Aufbau und Funktionsweise des Long Count im Detail

Der Long Count ist ein additives Zahlensystem, das auf einer Mischbasis 20/18 beruht:

  • Die kleinste Einheit ist der Kin (= 1 Tag).
  • 20 Kin = 1 Uinal.
  • 18 Uinal = 1 Tun (An dieser Stelle weicht das System von der Basis 20 ab und nutzt stattdessen 18. Vermutlich, um näher an 365 heranzukommen, obwohl das nicht ganz sicher ist.)
  • 20 Tun = 1 Katun.
  • 20 Katun = 1 Baktun.

Damit ergibt ein Baktun:

1 Baktun=20×20×18×20=144.000 Tage≈394 Jahre1 \text{ Baktun} = 20 \times 20 \times 18 \times 20 = 144.000 \text{ Tage} \approx 394 \text{ Jahre}1 Baktun=20×20×18×20=144.000 Tage≈394 Jahre

Wenn man beispielsweise ein Long-Count-Datum 9.13.0.0.0 liest, bedeutet das:

  • 9 Baktun = 9 × 144.000 Tage
  • 13 Katun = 13 × 7.200 Tage
  • 0 Tun, 0 Uinal, 0 Kin
  • Gesamt: (9 × 144.000) + (13 × 7.200) = 1.296.000 + 93.600 = 1.389.600 Tage nach dem mythologischen Nullpunkt.

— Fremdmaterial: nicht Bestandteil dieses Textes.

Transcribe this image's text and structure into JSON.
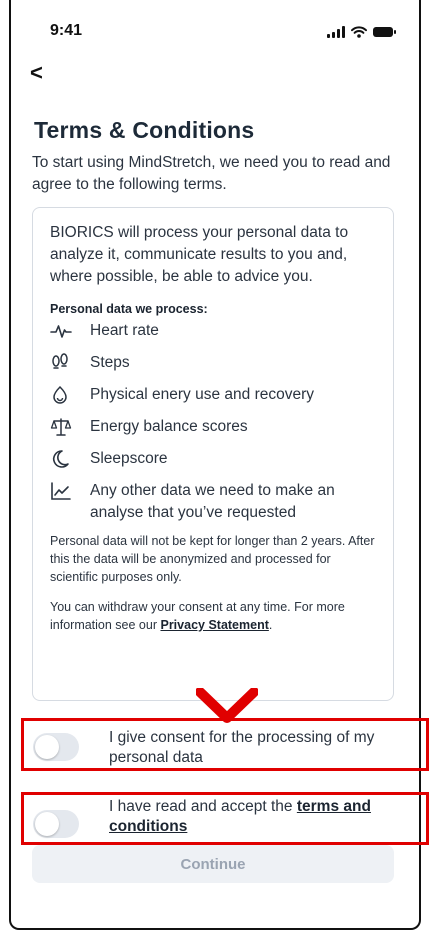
{
  "status_bar": {
    "time": "9:41",
    "icons": [
      "signal-icon",
      "wifi-icon",
      "battery-icon"
    ]
  },
  "nav": {
    "back_glyph": "<"
  },
  "page": {
    "title": "Terms & Conditions",
    "intro": "To start using MindStretch, we need you to read and agree to the following terms."
  },
  "card": {
    "lead": "BIORICS will process your personal data to analyze it, communicate results to you and, where possible, be able to advice you.",
    "subhead": "Personal data we process:",
    "items": [
      {
        "icon": "heart-rate-icon",
        "label": "Heart rate"
      },
      {
        "icon": "footsteps-icon",
        "label": "Steps"
      },
      {
        "icon": "recovery-icon",
        "label": "Physical enery use and recovery"
      },
      {
        "icon": "balance-scale-icon",
        "label": "Energy balance scores"
      },
      {
        "icon": "moon-icon",
        "label": "Sleepscore"
      },
      {
        "icon": "line-chart-icon",
        "label": "Any other data we need to make an analyse that you’ve requested"
      }
    ],
    "retention_note": "Personal data will not be kept for longer than 2 years. After this the data will be anonymized and processed for scientific purposes only.",
    "withdraw_note_prefix": "You can withdraw your consent at any time. For more information see our ",
    "privacy_link": "Privacy Statement",
    "withdraw_note_suffix": "."
  },
  "consents": {
    "personal_data": {
      "label": "I give consent for the processing of my personal data",
      "checked": false
    },
    "terms": {
      "label_prefix": "I have read and accept the ",
      "link": "terms and conditions",
      "checked": false
    }
  },
  "continue_label": "Continue",
  "colors": {
    "highlight": "#e00000",
    "toggle_off": "#e4e8ee",
    "button_disabled_bg": "#eef1f5",
    "button_disabled_text": "#9aa4b2"
  }
}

Der „2012-Hype“ und das Ende eines Baktun-Zyklus

Durch die populären Medien wurde das Datum 13.0.0.0.0 (Long Count) auf den 21. Dezember 2012 (bzw. 23. Dezember nach einer anderen Interpretation) festgelegt. Häufig wurde dies als „Weltuntergangsdatum“ missverstanden.

  • Faktisch: Die Maya sahen darin den Abschluss eines großen Zyklus (13 Baktun). Es gibt Inschriften, die eine Fortführung der Zeit über 13.0.0.0.0 hinaus andeuten.
  • Wissenschaftliche Sicht: Ein zyklisches Neuanfangen war normal und bedeutete keine Apokalypse, sondern eher einen rituellen Neubeginn bzw. eine Zeit für Zeremonien.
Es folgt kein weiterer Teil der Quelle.